Selon le requérant, en présumant de manière irréfragable que les aliénations désignées par ces dispositions constituent des donations hors part successorale, susceptibles dès lors de réduction si elles excèdent la quotité disponible, alors même que l'acquéreur apporterait la preuve qu'il a réellement exécuté la contre-prestation, la disposition contestée porte atteinte au droit de propriété de l'héritier et à la liberté contractuelle du défunt.

La propriété figure au nombre des droits de l'homme consacrés par les articles 2 et 17 de la Déclaration des droits de l'homme et du citoyen de 1789 ; aux termes de son art. 17 : "{La propriété étant un droit inviolable et sacré, nul ne peut en être privé, si ce n'est lorsque la nécessité publique, légalement constatée, l'exige évidemment, et sous la condition d'une juste et préalable indemnité}; en l'absence de privation du droit de propriété au sens de cet article il résulte néanmoins de l'art. 2 de la Déclaration de 1789 que les atteintes portées à ce droit doivent être justifiées par un motif d'intérêt général et proportionnées à l'objectif poursuivi.

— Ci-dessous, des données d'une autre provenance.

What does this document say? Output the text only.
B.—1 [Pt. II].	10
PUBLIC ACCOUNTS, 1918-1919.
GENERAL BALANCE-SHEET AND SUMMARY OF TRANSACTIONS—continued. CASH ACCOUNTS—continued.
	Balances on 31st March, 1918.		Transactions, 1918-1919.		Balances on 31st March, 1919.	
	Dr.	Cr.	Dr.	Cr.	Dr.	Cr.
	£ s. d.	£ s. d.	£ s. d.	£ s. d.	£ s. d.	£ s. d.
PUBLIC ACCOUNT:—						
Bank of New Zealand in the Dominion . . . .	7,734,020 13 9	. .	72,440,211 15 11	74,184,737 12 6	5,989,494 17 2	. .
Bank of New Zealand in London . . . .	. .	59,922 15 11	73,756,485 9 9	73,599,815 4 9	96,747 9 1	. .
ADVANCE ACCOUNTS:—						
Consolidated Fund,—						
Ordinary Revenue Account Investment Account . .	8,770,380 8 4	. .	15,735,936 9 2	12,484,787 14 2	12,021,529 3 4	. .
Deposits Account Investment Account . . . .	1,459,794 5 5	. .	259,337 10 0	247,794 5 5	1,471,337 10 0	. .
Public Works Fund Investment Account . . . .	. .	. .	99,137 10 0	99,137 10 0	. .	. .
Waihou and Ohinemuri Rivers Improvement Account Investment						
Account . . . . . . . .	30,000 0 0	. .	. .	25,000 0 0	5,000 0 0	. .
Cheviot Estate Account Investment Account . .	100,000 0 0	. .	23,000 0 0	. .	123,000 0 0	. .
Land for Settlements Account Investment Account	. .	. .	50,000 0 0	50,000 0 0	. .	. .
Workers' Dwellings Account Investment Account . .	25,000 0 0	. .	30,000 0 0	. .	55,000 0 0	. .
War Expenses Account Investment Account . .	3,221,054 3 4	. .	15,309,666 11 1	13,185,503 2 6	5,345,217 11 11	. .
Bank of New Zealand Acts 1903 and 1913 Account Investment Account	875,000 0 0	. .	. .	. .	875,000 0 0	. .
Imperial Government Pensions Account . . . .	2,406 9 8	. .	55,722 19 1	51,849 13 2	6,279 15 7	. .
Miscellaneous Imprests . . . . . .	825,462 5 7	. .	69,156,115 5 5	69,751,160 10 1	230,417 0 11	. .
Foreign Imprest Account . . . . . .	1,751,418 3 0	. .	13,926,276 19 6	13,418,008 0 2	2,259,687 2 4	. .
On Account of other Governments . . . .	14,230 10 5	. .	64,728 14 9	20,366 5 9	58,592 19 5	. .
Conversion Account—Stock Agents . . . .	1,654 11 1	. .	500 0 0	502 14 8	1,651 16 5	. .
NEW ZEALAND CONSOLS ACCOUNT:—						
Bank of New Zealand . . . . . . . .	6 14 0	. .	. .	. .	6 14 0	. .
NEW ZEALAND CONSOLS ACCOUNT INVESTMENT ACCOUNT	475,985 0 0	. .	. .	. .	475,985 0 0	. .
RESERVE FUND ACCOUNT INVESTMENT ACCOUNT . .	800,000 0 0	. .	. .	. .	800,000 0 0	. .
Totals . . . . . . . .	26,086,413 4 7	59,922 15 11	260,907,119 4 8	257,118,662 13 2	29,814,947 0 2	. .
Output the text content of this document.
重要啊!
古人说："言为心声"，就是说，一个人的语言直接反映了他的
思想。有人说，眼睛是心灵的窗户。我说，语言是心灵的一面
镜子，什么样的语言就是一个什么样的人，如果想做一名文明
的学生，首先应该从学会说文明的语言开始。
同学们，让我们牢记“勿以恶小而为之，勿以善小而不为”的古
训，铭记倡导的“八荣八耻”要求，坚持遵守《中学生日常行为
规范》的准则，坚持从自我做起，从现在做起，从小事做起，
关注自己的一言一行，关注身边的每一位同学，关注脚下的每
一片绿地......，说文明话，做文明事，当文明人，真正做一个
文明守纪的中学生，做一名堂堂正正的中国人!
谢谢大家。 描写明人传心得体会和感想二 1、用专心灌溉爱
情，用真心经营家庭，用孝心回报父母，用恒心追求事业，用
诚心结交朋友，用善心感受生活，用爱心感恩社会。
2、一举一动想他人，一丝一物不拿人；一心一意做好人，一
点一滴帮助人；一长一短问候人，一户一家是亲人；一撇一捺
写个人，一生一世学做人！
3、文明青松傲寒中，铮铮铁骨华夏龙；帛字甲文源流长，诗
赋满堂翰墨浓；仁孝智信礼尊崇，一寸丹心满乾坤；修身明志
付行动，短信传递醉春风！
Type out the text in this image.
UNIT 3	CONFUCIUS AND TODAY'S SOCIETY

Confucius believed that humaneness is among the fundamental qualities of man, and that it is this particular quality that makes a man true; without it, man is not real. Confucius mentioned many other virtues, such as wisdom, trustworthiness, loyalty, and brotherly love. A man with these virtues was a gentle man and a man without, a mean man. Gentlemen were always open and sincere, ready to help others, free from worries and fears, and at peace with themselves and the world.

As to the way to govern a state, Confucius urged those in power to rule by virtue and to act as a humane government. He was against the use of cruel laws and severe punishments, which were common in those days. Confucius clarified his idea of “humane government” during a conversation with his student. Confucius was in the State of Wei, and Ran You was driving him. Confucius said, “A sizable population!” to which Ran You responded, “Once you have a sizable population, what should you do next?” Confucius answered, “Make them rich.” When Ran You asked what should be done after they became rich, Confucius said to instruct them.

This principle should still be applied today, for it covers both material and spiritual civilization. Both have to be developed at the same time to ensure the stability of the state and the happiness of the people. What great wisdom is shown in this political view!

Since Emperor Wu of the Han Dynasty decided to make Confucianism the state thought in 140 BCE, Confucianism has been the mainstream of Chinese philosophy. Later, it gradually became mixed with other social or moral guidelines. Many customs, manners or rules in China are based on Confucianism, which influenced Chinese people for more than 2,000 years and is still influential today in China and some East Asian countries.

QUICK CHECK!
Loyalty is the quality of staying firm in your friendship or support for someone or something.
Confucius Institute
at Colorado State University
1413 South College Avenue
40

Il est loisible au législateur d'apporter à la liberté contractuelle, qui découle de l'article 4 de la Déclaration de 1789, des limitations liées à des exigences constitutionnelles ou justifiées par l'intérêt général, à la condition qu'il n'en résulte pas d'atteintes disproportionnées au regard de l'objectif poursuivi.

Les dispositions contestées imposent que, lorsqu'un héritier successible en ligne directe a acquis de son auteur un bien soit à charge de rente viagère, soit à fonds perdu, soit avec réserve d'usufruit, la valeur de ce bien en pleine propriété soit imputée sur la quotité disponible ; l'héritier ne peut écarter l'application de cette règle en apportant la preuve qu'il s'est acquitté du prix ou de la contrepartie de l'aliénation ; si la valeur du bien aliéné excède la quotité disponible, l'héritier s'expose à l'action en réduction ; ces dispositions ont pour objet d'éviter que le recours à ces contrats, qui présentent un caractère aléatoire dès lors que la valeur de la contrepartie dépend de la date du décès, ne conduise à avantager certains héritiers réservataires dans des conditions portant atteinte aux droits respectifs des héritiers réservataires.

En premier lieu, les atteintes au droit de propriété qui peuvent résulter de l'application des dispositions contestées n'entraînent pas de privation de propriété au sens de l'art. 17 de la Déclaration de 1789 ; par suite, le grief tiré de la méconnaissance de cet article est inopérant.

En second lieu, d'une part, {{les dispositions contestées non seulement tendent à protéger les droits des héritiers réservataires mais permettent également, dès lors que l'exécution de la contrepartie de l'aliénation peut se confondre avec celle d'autres obligations entre ascendants et descendants, d'éviter les difficultés liées à l'administration de la preuve de l'acquittement de cette contrepartie ; elles permettent aussi de favoriser des accords préalables entre les héritiers présomptifs sur ces aliénations}}.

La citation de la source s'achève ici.